Peter Bagge has been creating memorable, human-like comic book characters for three decades, in such publications as Neat Stuff and Hate.  Bagge’s distinct drawing style, with its exaggerated figure drawing and in-your-face storytelling, is pitch perfect to chronicle the lives of a particular kind of Generation X member, the ones who would be, at best, extras in this drama called life.  Bagge’s flamboyant style turns fictional characters into lifelike misfits for stories that are part satire and part ensemble drama.
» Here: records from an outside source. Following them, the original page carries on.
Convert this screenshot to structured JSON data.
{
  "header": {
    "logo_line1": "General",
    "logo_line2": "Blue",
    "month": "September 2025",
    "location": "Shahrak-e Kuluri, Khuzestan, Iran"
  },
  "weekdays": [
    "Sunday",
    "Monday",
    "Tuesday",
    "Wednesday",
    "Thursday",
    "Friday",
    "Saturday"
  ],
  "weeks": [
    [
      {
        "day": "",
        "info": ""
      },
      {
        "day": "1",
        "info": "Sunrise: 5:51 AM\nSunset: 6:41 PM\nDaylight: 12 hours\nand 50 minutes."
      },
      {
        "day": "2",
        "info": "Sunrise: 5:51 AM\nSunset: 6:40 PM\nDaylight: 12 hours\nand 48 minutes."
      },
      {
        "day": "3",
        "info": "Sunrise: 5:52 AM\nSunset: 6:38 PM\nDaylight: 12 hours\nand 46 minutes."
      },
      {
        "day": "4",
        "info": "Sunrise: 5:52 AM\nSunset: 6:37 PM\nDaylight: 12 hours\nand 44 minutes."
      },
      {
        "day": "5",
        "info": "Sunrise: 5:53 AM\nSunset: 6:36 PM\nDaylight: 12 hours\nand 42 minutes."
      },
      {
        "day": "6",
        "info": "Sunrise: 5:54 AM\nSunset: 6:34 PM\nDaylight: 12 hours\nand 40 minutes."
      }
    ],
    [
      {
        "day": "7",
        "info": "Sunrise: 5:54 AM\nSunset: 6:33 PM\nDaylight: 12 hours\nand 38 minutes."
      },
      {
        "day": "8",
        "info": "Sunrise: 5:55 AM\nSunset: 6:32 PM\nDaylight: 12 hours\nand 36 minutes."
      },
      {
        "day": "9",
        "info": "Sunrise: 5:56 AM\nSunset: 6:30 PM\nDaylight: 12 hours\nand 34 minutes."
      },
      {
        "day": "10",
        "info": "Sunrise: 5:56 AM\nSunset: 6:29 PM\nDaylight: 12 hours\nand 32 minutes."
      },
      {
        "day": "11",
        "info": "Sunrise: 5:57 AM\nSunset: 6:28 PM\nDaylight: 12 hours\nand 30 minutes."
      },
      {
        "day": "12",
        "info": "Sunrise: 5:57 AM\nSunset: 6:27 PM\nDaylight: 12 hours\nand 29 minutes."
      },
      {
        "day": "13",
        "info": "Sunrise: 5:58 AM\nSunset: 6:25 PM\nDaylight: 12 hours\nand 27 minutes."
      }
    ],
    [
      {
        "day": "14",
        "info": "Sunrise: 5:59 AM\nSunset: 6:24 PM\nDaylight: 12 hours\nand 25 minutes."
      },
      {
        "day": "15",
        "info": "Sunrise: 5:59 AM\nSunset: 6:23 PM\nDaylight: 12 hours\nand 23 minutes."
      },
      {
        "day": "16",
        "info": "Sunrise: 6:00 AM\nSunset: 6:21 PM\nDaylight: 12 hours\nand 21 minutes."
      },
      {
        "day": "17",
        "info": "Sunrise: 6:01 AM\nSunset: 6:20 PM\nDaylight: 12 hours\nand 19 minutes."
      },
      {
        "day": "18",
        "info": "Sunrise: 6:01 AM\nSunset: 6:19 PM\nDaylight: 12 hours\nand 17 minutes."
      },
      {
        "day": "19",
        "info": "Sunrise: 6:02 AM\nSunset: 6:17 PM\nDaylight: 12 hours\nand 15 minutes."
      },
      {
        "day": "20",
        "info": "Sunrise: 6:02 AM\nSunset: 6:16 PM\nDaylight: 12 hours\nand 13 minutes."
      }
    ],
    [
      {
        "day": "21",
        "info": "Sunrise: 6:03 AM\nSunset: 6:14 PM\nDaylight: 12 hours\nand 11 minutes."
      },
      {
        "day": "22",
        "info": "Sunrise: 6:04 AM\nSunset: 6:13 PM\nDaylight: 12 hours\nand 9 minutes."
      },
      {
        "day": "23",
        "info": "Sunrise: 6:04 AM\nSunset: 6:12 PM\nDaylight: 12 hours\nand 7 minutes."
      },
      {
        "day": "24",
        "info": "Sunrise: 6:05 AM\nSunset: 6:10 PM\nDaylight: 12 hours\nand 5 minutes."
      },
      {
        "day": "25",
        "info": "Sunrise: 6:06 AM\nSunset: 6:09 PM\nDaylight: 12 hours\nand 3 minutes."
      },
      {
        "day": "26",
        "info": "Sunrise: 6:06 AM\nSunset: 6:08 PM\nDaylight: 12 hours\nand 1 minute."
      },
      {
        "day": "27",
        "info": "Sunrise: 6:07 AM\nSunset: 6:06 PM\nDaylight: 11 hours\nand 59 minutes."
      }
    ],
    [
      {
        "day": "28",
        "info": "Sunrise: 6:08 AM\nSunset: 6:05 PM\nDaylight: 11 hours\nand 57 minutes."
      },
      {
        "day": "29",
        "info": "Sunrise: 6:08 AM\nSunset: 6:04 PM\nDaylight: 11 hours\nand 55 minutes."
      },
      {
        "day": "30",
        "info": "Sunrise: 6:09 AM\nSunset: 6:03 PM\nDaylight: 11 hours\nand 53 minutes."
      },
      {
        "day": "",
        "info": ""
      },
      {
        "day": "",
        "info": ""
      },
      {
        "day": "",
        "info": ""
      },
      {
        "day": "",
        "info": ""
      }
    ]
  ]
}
Bagge’s latest is Other Lives, a graphic novel published by Vertigo, DC Comics’ adventurous and daring imprint.  In fact, this is Bagge’s first graphic novel, and the cartoonist, himself usually adventurous and daring, plumbs familiar territory.  Other Lives focuses on four people who live double lives:  one in the real world with which they are not happy and the other on the Internet, where they can be who they want to be.  They should be happy, then, right?  They aren’t.

There is Vladmir Rostov, who goes by the name “Vader Ryderbeck.”  Vader is a self-loathing journalist who cannot forgive himself for his plagiarist tendencies, and he is also still feuding with his former life as an awkward teen in a dysfunctional immigrant family.  Ivy is Vader’s marriage-obsessed girlfriend, who discovers the fun of virtual reality in Second World, where she becomes the elfin vixen, “Sh’ia.”

Woodrow Whooley is unemployed, divorced, and an online gaming addict, but he lives in Second World as the aggressive “Lord Burlington.”  Finally, Javier Ortiz lives as Homeland Security “Special Agent Otis Boyd,” a conspiracy theorist who also claims to be tracking terrorists for the CIA.  Vladimir, Woodrow, and Javier have a past, but it may be their dual identities that decide their fates.

Readers familiar with Bagge’s work will recognize both the tone and plot of Other Lives as being familiar, which is not a bad thing.  What Bagge does, he does quite well.  His ability to cast the imperfections, the trials and tribulations, as well as the joys of a human life into a comic book drama is inimitable.  Bagge doesn’t mock these hapless players; instead of depicting them as losers – the easy thing to do – he finds the beauty in the awkward lives, while still managing to satire modern life.

In Other Lives, Bagge simply argues that a lovable loser would find a way to live the same screwed up life even in a reality that he could construct.  They is what they is, and the duality that modern life offers will not change that.  I will quibble with the ending, but Others Lives is still an exceptional work compared to most comic books.  Even in black and white, Peter Bagge can reveal the true colors of the modern American.